Le logement mis à disposition doit respecter les règles d’hygiène et de sécurité suivantes :
- Les travailleurs ne peuvent être hébergées ni en sous-sol, ni sous des tentes, ils doivent pouvoir clore leur logement et y accéder sans danger et librement.
- Les logements doivent être isolés des lieux où sont entreposés des substances et préparations dangereuses au sens de l'article R 4411-6 du code du Travail ou des produits susceptibles de nuire à la santé de leurs occupants.
- Ils doivent aussi être éloignés des dépôts de matières malodorantes et toutes mesures doivent être prises pour assurer la destruction des parasites et des rongeurs.
- Les matériaux utilisés pour leur construction ne doivent pas être de nature à porter atteinte à la santé des occupants et doivent permettre d'évacuer les locaux sans risque en cas d'incendie.
- Les appareils à combustion destinés au chauffage et à la cuisson ainsi que leurs conduits, gaines et accessoires ne doivent pas être susceptibles de porter atteinte à la santé ou à la sécurité des occupants.
- Les installations électriques doivent préserver la sécurité de leurs utilisateurs.
- Les logements doivent être construits en matériaux permettant d'éviter les condensations et températures excessives. Ils doivent être aérés de façon permanente.
- La hauteur sous plafond ne peut être inférieure à deux mètres.
- Dans les pièces destinées au séjour et au sommeil, la surface des fenêtres doit être au moins égale à un dixième de la surface au sol de chaque pièce. Dans les pièces destinées au sommeil, les fenêtres doivent être munies d'un dispositif d'occultation.
- Les couloirs et les escaliers doivent être suffisamment éclairés pour assurer la sécurité des déplacements.
- Sauf s'il s'agit d'une exploitation agricole qui n'est pas desservie par un réseau d'alimentation en eau courante, les installations d'eau doivent assurer une distribution permanente d'eau potable, avec une pression et un débit suffisants. Les robinets des éviers, lavabos et douches, dans la même hypothèse, doivent fournir de l'eau à température réglable.
- Les cabinets d'aisances ne doivent pas communiquer directement avec les pièces destinées au séjour et aux repas. Leurs portes doivent être pleines et munies d'un dispositif de fermeture intérieure condamnable de l'extérieur. Ils doivent être équipés d'une chasse d'eau, sauf s'il s'agit d'une exploitation agricole qui n'est pas alimentée en eau courante.
- Les sols, murs et plafonds doivent être protégés contre les eaux de ruissellement, les infiltrations et les remontées d'eau.

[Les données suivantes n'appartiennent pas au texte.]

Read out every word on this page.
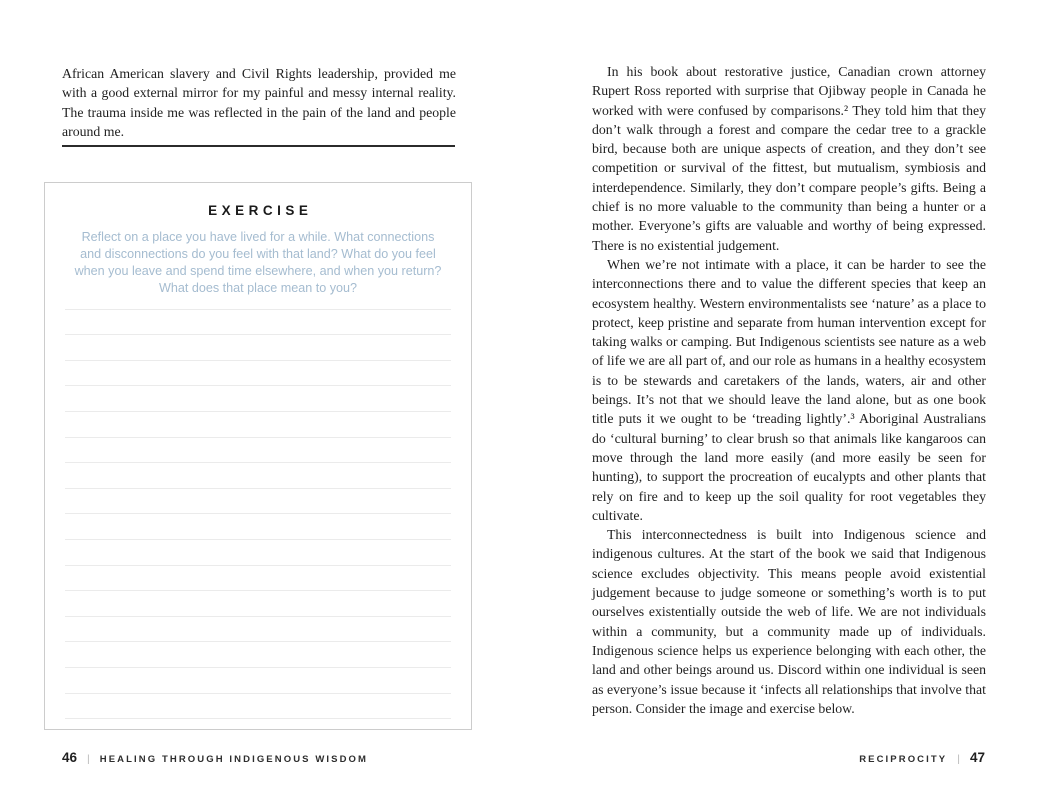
African American slavery and Civil Rights leadership, provided me with a good external mirror for my painful and messy internal reality. The trauma inside me was reflected in the pain of the land and people around me.

EXERCISE
Reflect on a place you have lived for a while. What connections and disconnections do you feel with that land? What do you feel when you leave and spend time elsewhere, and when you return? What does that place mean to you?
46 | HEALING THROUGH INDIGENOUS WISDOM

In his book about restorative justice, Canadian crown attorney Rupert Ross reported with surprise that Ojibway people in Canada he worked with were confused by comparisons.² They told him that they don’t walk through a forest and compare the cedar tree to a grackle bird, because both are unique aspects of creation, and they don’t see competition or survival of the fittest, but mutualism, symbiosis and interdependence. Similarly, they don’t compare people’s gifts. Being a chief is no more valuable to the community than being a hunter or a mother. Everyone’s gifts are valuable and worthy of being expressed. There is no existential judgement.

When we’re not intimate with a place, it can be harder to see the interconnections there and to value the different species that keep an ecosystem healthy. Western environmentalists see ‘nature’ as a place to protect, keep pristine and separate from human intervention except for taking walks or camping. But Indigenous scientists see nature as a web of life we are all part of, and our role as humans in a healthy ecosystem is to be stewards and caretakers of the lands, waters, air and other beings. It’s not that we should leave the land alone, but as one book title puts it we ought to be ‘treading lightly’.³ Aboriginal Australians do ‘cultural burning’ to clear brush so that animals like kangaroos can move through the land more easily (and more easily be seen for hunting), to support the procreation of eucalypts and other plants that rely on fire and to keep up the soil quality for root vegetables they cultivate.

This interconnectedness is built into Indigenous science and indigenous cultures. At the start of the book we said that Indigenous science excludes objectivity. This means people avoid existential judgement because to judge someone or something’s worth is to put ourselves existentially outside the web of life. We are not individuals within a community, but a community made up of individuals. Indigenous science helps us experience belonging with each other, the land and other beings around us. Discord within one individual is seen as everyone’s issue because it ‘infects all relationships that involve that person. Consider the image and exercise below.

RECIPROCITY | 47
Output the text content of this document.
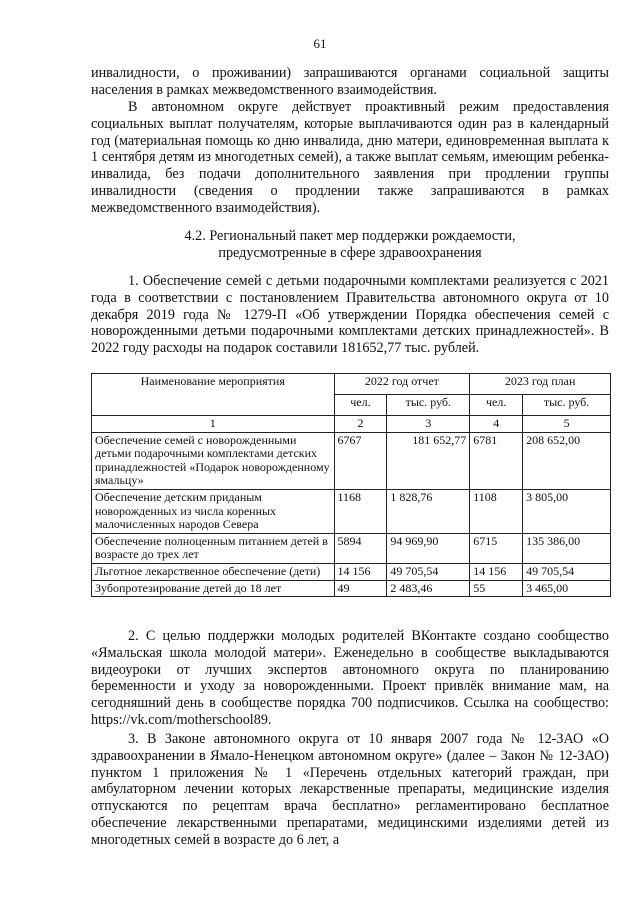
61

инвалидности, о проживании) запрашиваются органами социальной защиты населения в рамках межведомственного взаимодействия.

В автономном округе действует проактивный режим предоставления социальных выплат получателям, которые выплачиваются один раз в календарный год (материальная помощь ко дню инвалида, дню матери, единовременная выплата к 1 сентября детям из многодетных семей), а также выплат семьям, имеющим ребенка-инвалида, без подачи дополнительного заявления при продлении группы инвалидности (сведения о продлении также запрашиваются в рамках межведомственного взаимодействия).

4.2. Региональный пакет мер поддержки рождаемости,
предусмотренные в сфере здравоохранения

1. Обеспечение семей с детьми подарочными комплектами реализуется с 2021 года в соответствии с постановлением Правительства автономного округа от 10 декабря 2019 года № 1279-П «Об утверждении Порядка обеспечения семей с новорожденными детьми подарочными комплектами детских принадлежностей». В 2022 году расходы на подарок составили 181652,77 тыс. рублей.

Наименование мероприятия	2022 год отчет		2023 год план	
	чел.	тыс. руб.	чел.	тыс. руб.
1	2	3	4	5
Обеспечение семей с новорожденными детьми подарочными комплектами детских принадлежностей «Подарок новорожденному ямальцу»	6767	181 652,77	6781	208 652,00
Обеспечение детским приданым новорожденных из числа коренных малочисленных народов Севера	1168	1 828,76	1108	3 805,00
Обеспечение полноценным питанием детей в возрасте до трех лет	5894	94 969,90	6715	135 386,00
Льготное лекарственное обеспечение (дети)	14 156	49 705,54	14 156	49 705,54
Зубопротезирование детей до 18 лет	49	2 483,46	55	3 465,00

2. С целью поддержки молодых родителей ВКонтакте создано сообщество «Ямальская школа молодой матери». Еженедельно в сообществе выкладываются видеоуроки от лучших экспертов автономного округа по планированию беременности и уходу за новорожденными. Проект привлёк внимание мам, на сегодняшний день в сообществе порядка 700 подписчиков. Ссылка на сообщество: https://vk.com/motherschool89.

3. В Законе автономного округа от 10 января 2007 года № 12-ЗАО «О здравоохранении в Ямало-Ненецком автономном округе» (далее – Закон № 12-ЗАО) пунктом 1 приложения № 1 «Перечень отдельных категорий граждан, при амбулаторном лечении которых лекарственные препараты, медицинские изделия отпускаются по рецептам врача бесплатно» регламентировано бесплатное обеспечение лекарственными препаратами, медицинскими изделиями детей из многодетных семей в возрасте до 6 лет, а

- Les fenêtres doivent être étanches à l'eau et maintenues en bon état.
- Le logement doit être en bon état d'entretien.
- La température doit pouvoir être maintenue à 18 °C.
- Chaque travailleur doit avoir à sa disposition une literie totalement équipée, propre et en bon état et une armoire individuelle fermant à clef.
- Les locaux où sont préparés et pris les repas sont équipés des ustensiles de cuisine et des appareils de cuisson nécessaires et en état d'utilisation, d'appareils de réfrigération ; de tables et de sièges. Cet équipement doit être suffisant pour que les travailleurs puissent, dans des conditions satisfaisantes, préparer leurs aliments et les consommer dans les délais dont ils disposent pour prendre leurs repas. L'employeur met également à la disposition des travailleurs un nombre suffisant de poubelles pouvant être fermées et munies de sacs adaptés.
- A chaque cabine de douche est associé un espace de déshabillage protégé des projections d'eau. Chaque cabinet d'aisances est pourvu d'une brosse adaptée au maintien de sa propreté et de papier hygiénique.
Ä Une suspension temporaire de la PSI pourra être prononcée par le DIRECCTE en cas de non respect de ces règles.
1 La sanction administrative : depuis 2016, une procédure administrative de sanction peut être mise en œuvre par le DIRECCTE pour certains manquements à la réglementation. Les amendes prononcées peuvent être de 2 000 euros (multipliée par le nombre de travailleurs concernés).